Os artistas desunidos
Helena Matos
Público, 20090723
No ano da graça de 2009 um espectáculo gera polémica e terá mesmo estado para ser suspenso, em Portugal, porque o texto critica, pasme-se!, um encenador. Mais precisamente um grupo de actores pegou no texto do manifesto anti-Dantas de Almada Negreiros e adaptou-o ao século XXI. No lugar de Júlio Dantas está agora Ricardo Pais. Vai daí nasce não um escândalo, coisa que precisa de público, mas na falta dele uma sucessão de declarações e contradeclarações que não sei porquê me lembra as sessões protocolares de cumprimentos no Palácio da Ajuda: o director artístico do Teatro Nacional D. Maria II, Diogo Infante, afirma que já manifestou a sua solidariedade a Ricardo Pais e declara-se consternado. Os responsáveis do Opart, entidade que gere o São Carlos, também estão "consternados", pois na sua opinião "Ricardo Pais é uma referência na cultura portuguesa" e declaram ainda no PÚBLICO de ontem que "era demasiado tarde para alterar a programação".

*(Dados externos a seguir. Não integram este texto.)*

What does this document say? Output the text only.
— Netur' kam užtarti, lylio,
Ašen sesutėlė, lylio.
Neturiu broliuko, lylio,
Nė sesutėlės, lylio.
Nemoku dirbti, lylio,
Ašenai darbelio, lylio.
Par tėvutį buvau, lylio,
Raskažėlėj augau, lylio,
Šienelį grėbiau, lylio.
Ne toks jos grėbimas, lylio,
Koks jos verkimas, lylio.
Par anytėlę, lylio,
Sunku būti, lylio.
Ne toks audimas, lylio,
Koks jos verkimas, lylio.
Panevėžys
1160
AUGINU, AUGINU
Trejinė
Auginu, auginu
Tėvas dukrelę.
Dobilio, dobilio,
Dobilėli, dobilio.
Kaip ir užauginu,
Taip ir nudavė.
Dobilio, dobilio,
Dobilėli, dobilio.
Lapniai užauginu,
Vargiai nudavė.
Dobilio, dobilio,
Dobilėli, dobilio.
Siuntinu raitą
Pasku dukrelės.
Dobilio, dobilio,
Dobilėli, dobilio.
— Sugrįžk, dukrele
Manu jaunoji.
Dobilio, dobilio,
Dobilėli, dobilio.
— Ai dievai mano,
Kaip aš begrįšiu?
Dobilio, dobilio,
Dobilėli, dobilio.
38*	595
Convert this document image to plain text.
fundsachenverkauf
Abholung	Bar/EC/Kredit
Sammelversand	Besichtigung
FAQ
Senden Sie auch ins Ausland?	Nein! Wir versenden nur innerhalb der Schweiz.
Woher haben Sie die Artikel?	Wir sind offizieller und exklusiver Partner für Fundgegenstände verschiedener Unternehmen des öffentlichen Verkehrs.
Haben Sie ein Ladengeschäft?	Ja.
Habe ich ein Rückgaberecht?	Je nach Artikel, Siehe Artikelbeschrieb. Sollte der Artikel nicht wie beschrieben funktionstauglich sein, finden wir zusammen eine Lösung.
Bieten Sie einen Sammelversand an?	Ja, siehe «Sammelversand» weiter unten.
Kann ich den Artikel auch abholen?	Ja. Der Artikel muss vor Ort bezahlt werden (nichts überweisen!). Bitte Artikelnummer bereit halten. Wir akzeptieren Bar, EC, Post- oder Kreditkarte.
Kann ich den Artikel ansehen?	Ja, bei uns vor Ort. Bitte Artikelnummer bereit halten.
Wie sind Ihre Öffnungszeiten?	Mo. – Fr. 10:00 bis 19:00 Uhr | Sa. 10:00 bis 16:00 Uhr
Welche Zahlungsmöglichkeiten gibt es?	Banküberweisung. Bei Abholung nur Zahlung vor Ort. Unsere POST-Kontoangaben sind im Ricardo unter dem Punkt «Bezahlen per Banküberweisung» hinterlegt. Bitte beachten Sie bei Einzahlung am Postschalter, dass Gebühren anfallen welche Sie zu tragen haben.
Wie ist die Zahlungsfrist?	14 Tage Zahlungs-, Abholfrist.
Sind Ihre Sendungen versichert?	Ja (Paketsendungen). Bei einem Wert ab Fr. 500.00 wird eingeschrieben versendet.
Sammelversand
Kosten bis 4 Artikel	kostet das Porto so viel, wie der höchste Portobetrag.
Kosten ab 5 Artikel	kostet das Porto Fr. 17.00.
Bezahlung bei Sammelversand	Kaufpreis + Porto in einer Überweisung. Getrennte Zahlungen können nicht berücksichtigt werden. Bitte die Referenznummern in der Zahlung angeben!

Para ser sincera tenho de dizer que não me interessam muito as razões que levaram estes actores a estabelecer esse paralelo entre Júlio Dantas e Ricardo Pais. O que eu queria mesmo era um pretexto para falar do Dantas e sobretudo desmanchar aquele sorrisinho consensual, género "tão moderninho que eu sou!", que nasce quando o nome do dito Dantas é pronunciado.
Durante anos o que conheci de Júlio Dantas foi o que dele escreveu Almada Negreiros. Um trabalho sobre o primeiro filme sonoro português, A Severa, fez-me interessar pela figura do tão ridicularizado Dantas.
Não foram as excelentes letras dos fados que me levaram a considerar que talvez o Dantas não fosse apenas o boneco que dele fizera Almada. Foram sim umas cartas. Mais propriamente as cartas que escreveu a um preso de seu nome José Carlos Amador Rebelo. Até ao dia 6 de Fevereiro de 1931, Amador Rebelo era uma figura conhecida nesse meio cultural que anunciava ir revolucionar e organizar o cinema português em moldes modernos. O que o levara a esse mundo foi o seu talento não para o cinema mas sim para arranjar dinheiro. Quando Leitão de Barros avança para a realização do primeiro filme sonoro português, a Sociedade Universal de Super Filmes, produtora da fita, procura Amador Rebelo, que garante boa parte do capital de A Severa. Acontece que desgraçadamente o dinheiro não era de Amador Rebelo mas sim do BNU, onde Amador Rebelo tinha o invejado cargo de inspector-geral e de onde desviara o dinheiro para financiar A Severa. Às onze da noite do dia 6 de Fevereiro de 1931, João Ulrich, então director do BNU, entrou no Torel para apresentar queixa por desfalque contra Amador Rebelo. Desde esse momento a grande preocupação da gente moderna da cultura e do cinema foi desvincular-se desse homem a quem até há uns dias enviavam telegramas pedindo dinheiro para fazerem a sua obra: "A escola Alves Reis, em cuja árvore genealógica entronca José Amador Rebelo, seu jovem e aproveitado discípulo deve ser expropriada e arrasada" - lê-se na revista Cinéfilo escassos dias depois da denúncia do BNU.
Amador Rebelo seria preso e julgado. E é aí, na cadeia, que entra o nome de Júlio Dantas, pois, ao contrário de outros, fossem eles cineastas, escritores ou artistas muito mais modernos, revolucionários e tidos como menos oficiosos, Júlio Dantas não se esquece de Amador Rebelo e escreve-lhe para a cadeia procurando encorajá-lo.
Certamente efeminado e postiço como lhe chamou Almada, vaidoso e egocêntrico como o descreveu pitorescamente Marcelo Caetano, a verdade é que Júlio Dantas é também o intelectual que desempenhou com qualidade os cargos que teve e o homem que não fez de conta que não conhecia um amigo e que, nos anos 20, se opôs ao grupo moderníssimo de radicais que pretendia retirar duma livraria do Chiado exemplares das Canções de António Botto.
Júlio Dantas tem representado convenientemente o papel do intelectual em que literal e historicamente falando é moderno malhar mas a vida (e no caso de Júlio Dantas a própria morte) e a sua teia de compromissos, fraquezas, glórias e princípios é sempre bem mais complexa do que as certezas inscritas nas frases dramaticamente sonoras e frequentemente belas dos manifestos.